— По профессии я инструктор физкультуры. Преподавал в Тбилиси, в техникуме. Номерок себе сделал. Сперва как-то выступил в самодеятельности, потом стал подрабатывать в «левых» бригадах. А Валерия — цирковая. Воздушный номер когда-то работала. Все мечтает вернуться в цирк. Ну, пора, Левка. Завтра чуть свет подводу подадут, а мы еще не паковались!
Бригада подъезжала к Круглоозерному. Сидя на облучке, Левка тихо разговаривал с Сабиной и Мишей, который отпросился с ребятами в Круглоозерное и в Серебряково.
— Ты не представляешь, как я волнуюсь! Сабина уже выступала, ей легче. Мне кажется, у меня ничего не получится, завалю все трюки, будут одни дрова [4]. Сейчас вот только подумал, что на сцену выходить, что на меня все смотреть будут, и сразу вспотел, как мышь. Вот, пощупай лоб. А что на представлении будет... Ужас как страшно!..
— И мне страшно, хоть я раньше и выступала. Душа в пятки уходит...
— Знаете, что я придумал, — сказал Миша. — Вы с Сабиной сейчас сойдете с подводы и пойдете пешком. Чтобы наши не догадались, что вы стали артистами. Скажем, пришли на концерт. А потом вас объявят. Что будет, представляете?
Выдумка Миши всем понравилась.
— Только сами не проговоритесь, сказал Абашкин. — Разболтаете, не удержитесь!
— Удержимся.
Они спрыгнули с телеги, пошли не торопясь.
— Ты шляпу спрячь, как будем подходить, — сказала Сабина. — А то все сразу догадаются, что ты артист.
— Обязательно.
— Что за чепчик, Чапай? — раздался за спиной радостный голос Машки.
Пришлось все рассказать по секрету. Потом по секрету Радику. Сабина по секрету проболталась подружке. Радик — младшим. Младшие — старшим. Старшие — воспитателям. Те — заведующему. Заведующий сказал:
— Надо ребятам, пожалуй, цветочков преподнести... И речь сказать, что ли... Только юным артистам об этом ни слова. Пусть будет сюрприз.
Воспитатель по секрету рассказал дежурному, которого послал за цветами, дежурный — приятелю. Приятель — брату. Брат — Радику Радик — Машке. Машка — Левке и Сабине...
Но все равно все вышло очень трогательно. И речь заведующего всем очень понравилась, и букеты получились замечательные. Детдомовцы не отпускали Левку и Сабину со сцены: хлопали, визжали от восторга.
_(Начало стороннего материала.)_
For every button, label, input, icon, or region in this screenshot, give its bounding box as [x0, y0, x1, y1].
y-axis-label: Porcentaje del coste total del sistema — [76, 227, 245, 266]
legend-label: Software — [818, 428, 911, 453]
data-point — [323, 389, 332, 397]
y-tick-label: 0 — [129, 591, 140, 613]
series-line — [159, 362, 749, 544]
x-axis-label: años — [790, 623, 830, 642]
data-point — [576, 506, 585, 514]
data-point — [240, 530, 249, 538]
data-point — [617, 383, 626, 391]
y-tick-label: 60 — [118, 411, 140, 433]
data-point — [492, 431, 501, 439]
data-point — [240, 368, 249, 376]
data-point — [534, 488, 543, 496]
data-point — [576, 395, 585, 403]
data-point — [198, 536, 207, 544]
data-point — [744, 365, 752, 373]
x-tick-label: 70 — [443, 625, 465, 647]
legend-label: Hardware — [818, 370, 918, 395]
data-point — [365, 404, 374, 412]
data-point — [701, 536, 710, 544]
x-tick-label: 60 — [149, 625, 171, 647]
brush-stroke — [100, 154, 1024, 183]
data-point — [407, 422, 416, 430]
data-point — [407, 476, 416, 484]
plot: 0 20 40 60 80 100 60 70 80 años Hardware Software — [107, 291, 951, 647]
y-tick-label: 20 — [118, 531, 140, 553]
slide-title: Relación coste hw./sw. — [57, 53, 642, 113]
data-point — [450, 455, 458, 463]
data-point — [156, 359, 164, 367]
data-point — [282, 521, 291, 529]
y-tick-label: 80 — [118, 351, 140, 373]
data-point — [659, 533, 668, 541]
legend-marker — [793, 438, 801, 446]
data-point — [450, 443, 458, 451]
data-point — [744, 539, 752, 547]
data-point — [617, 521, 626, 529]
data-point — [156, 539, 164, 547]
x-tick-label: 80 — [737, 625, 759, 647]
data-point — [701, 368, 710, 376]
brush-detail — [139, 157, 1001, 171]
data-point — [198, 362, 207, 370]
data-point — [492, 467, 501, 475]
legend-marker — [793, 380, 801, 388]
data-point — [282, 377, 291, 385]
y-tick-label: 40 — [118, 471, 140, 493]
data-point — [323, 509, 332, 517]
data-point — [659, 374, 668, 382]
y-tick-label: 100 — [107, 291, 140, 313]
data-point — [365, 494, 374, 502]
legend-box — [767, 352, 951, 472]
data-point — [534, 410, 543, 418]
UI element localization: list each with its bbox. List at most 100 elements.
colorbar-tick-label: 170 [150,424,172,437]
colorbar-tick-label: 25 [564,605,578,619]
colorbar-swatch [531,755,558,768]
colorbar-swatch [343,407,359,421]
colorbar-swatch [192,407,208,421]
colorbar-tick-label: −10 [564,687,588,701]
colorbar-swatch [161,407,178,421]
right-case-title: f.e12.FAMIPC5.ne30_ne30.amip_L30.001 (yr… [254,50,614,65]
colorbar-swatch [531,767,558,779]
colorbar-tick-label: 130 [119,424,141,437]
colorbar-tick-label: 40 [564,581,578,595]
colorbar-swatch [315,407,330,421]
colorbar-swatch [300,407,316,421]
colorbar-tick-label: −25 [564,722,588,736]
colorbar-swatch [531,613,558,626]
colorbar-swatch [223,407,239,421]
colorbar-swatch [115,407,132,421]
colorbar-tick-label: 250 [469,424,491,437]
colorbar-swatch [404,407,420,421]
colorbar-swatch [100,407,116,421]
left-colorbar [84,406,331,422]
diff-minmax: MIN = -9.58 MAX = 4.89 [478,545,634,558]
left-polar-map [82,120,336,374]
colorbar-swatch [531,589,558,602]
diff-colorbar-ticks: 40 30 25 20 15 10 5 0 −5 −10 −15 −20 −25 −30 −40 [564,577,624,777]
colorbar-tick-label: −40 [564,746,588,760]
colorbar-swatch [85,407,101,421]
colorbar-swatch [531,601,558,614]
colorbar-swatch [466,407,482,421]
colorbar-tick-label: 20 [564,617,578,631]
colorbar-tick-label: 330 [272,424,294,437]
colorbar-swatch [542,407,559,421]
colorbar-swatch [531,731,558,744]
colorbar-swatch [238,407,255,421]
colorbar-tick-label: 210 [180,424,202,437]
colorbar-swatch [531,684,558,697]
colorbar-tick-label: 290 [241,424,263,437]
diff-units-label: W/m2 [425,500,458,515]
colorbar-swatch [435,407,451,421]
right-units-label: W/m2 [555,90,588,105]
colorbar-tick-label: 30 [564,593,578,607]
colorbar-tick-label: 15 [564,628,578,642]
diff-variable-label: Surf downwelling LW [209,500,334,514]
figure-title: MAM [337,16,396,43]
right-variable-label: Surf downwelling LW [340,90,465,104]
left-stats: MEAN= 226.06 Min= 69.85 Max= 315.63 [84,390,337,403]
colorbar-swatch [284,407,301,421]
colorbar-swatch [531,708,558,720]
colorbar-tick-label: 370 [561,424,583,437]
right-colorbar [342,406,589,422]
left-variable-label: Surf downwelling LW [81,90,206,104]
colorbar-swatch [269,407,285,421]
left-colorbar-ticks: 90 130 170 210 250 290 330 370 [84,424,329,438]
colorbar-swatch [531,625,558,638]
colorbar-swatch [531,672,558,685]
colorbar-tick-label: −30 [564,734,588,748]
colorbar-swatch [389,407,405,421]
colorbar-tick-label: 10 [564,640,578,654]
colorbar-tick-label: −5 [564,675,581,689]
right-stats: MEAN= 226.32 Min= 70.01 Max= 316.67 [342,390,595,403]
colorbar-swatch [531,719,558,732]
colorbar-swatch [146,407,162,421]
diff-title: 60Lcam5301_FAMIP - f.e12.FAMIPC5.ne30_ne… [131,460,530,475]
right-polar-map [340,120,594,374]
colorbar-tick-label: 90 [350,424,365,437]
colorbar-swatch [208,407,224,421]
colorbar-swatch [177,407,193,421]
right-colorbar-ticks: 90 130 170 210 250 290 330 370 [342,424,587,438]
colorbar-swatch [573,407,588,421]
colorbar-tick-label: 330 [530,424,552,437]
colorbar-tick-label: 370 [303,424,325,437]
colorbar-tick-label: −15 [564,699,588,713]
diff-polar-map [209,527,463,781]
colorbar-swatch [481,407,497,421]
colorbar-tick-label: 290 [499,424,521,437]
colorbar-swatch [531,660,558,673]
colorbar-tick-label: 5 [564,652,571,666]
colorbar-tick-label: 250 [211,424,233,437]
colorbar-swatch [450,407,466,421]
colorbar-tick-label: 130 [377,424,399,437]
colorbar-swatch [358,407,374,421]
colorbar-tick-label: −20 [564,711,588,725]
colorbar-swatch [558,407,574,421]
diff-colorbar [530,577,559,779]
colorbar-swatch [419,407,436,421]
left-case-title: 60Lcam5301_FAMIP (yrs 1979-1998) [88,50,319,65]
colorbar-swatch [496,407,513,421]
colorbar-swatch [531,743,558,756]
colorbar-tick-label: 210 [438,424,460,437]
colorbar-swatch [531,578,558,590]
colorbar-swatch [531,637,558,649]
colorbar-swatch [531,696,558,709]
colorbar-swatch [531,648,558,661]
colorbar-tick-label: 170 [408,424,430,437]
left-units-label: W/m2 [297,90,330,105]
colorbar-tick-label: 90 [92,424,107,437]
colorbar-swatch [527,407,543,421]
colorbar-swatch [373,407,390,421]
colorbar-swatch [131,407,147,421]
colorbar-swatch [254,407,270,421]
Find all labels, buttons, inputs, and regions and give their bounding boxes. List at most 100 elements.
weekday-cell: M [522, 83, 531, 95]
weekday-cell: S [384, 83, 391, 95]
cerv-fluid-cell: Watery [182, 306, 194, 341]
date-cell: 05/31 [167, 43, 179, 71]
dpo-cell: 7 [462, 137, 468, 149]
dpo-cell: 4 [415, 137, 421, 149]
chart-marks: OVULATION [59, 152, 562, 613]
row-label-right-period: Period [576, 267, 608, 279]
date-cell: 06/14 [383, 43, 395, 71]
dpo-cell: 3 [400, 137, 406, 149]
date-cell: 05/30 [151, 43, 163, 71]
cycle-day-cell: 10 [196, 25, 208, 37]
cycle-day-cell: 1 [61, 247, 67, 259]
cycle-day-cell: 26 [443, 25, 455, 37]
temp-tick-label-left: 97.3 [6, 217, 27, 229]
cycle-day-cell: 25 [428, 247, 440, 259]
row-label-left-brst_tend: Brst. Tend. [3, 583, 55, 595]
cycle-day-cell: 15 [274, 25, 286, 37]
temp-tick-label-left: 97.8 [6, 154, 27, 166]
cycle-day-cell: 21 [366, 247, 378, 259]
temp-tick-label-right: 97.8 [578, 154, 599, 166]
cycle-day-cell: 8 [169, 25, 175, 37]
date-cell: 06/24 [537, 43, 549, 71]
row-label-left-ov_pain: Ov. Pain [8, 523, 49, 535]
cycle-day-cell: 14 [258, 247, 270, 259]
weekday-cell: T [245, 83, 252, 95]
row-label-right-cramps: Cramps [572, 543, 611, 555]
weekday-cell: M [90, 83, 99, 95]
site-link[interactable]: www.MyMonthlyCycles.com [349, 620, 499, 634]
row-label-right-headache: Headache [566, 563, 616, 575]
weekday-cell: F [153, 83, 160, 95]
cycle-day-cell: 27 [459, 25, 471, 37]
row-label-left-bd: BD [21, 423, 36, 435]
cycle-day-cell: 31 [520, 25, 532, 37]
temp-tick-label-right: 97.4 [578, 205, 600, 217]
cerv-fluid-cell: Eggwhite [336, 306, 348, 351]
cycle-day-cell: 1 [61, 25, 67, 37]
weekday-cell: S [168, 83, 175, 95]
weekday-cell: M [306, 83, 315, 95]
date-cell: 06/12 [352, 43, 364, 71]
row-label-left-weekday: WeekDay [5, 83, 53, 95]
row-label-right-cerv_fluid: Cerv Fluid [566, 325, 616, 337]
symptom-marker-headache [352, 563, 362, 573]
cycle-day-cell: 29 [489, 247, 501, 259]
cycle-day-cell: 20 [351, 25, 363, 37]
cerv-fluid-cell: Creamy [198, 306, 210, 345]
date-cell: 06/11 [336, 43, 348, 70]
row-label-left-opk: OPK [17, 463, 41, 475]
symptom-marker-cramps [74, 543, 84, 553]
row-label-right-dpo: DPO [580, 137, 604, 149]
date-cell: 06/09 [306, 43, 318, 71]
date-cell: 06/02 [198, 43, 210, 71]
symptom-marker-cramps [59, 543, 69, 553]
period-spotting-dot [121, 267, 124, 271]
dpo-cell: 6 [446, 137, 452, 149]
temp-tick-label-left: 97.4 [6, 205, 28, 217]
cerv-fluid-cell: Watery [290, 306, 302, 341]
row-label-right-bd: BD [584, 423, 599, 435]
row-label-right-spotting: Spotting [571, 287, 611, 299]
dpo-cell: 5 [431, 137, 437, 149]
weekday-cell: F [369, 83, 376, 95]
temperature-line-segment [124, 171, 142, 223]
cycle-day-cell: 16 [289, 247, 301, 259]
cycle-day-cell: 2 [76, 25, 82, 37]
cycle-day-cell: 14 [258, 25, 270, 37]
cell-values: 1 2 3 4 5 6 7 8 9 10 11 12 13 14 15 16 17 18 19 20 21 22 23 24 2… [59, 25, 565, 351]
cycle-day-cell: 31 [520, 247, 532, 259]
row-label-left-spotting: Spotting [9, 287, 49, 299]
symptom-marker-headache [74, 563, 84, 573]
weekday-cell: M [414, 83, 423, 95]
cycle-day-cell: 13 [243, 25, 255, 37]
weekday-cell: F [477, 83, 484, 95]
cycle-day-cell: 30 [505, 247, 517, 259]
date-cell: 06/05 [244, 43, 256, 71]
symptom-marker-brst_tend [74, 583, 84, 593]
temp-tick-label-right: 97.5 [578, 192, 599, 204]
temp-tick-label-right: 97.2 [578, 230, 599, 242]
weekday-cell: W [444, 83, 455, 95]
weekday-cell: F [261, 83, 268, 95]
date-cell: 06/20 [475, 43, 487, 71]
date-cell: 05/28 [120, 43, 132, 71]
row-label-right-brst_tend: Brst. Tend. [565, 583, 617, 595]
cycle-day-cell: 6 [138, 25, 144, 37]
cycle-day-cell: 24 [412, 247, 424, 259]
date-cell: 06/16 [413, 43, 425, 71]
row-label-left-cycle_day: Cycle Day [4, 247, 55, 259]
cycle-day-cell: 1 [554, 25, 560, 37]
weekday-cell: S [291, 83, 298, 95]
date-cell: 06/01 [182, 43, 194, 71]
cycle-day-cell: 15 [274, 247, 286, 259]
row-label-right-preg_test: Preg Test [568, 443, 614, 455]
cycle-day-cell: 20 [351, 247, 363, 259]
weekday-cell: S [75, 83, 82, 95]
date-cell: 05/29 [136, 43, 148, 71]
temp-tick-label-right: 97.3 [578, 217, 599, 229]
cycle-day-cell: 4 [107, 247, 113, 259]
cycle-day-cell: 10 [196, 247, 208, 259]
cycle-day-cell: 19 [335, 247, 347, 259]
Сабине и Левке казалось, что на земле нет более счастливых людей, чем они.
Левка снова был героем дня. Оп еле успевал отвечать на вопросы:
— А лягушки у хромого дрессированные?
— Ясное дело, дрессированные. Будут тебе обыкновенные лягушки вылезать изо рта вперед задними лапками. Знаешь, сколько с ними репетировать приходится. С ума сведут, пока их не вразумишь.
— Неужели все понимают?
— Абсолютно! Только что не разговаривают. Одна ему прикурить спички приносит. Сам видел. Умора! Ее Люськой зовут. А Манька по утрам будит. Приползает на подушку, квакает, как будильник. И всегда в шесть утра. Ровно. А возит он их в особенном чемодане с аквариумом. У каждой своя подушечка. Как буржуйки. Только на мягком спят.
Ребята изумлялись, слушали, раскрыв рты, ахали, качали головами.
— А что он пьет? Правда, керосин?
— Не имею права говорить. Тайна. Я смертную клятву давал.
— И мне не скажешь? — обиделся Машка.
— Тебе с Радиком попозже скажу, если смертную клятву дадите.
Пристрастный допрос состоялся в кузнице.
— Насчет дрессированных лягушек набрехал?
— Набрехал. И что с собой возит тоже... Вместе ловим.
— А как он столько воды выпивает?
— Он несчастный человек, — сказал Левка. — Этот номер работать очень трудно. Его учили с детства. Он здорово желудок разработал. Конское ведро входит. На двенадцать литров. Выдует ведро, напряжет мускулы и обратно...
— А керосин он на самом деле пьет?
— Да. Он обедает в час дня. Потом до вечера ничего не ест. Приходит за час до работы, промывает водой желудок. И после керосина час промывает. Потом ужинает. И так каждый день.
— Веселенькая житуха!
— Умора! Пришли мы в Уральске в керосинную лавку В ней керосин разных сортов. Панич не знает, какой сорт брать. Попросил попробовать. Продавщица не поверила. Думает, шутит человек. Он взял в рот, проглотил. У нее глаза на лоб. Дала всех сортов и денег никаких не взяла. Чуть не заплакала от жалости. Иди, иди, говорит, алкоголик несчастный, пропащая душа твоя!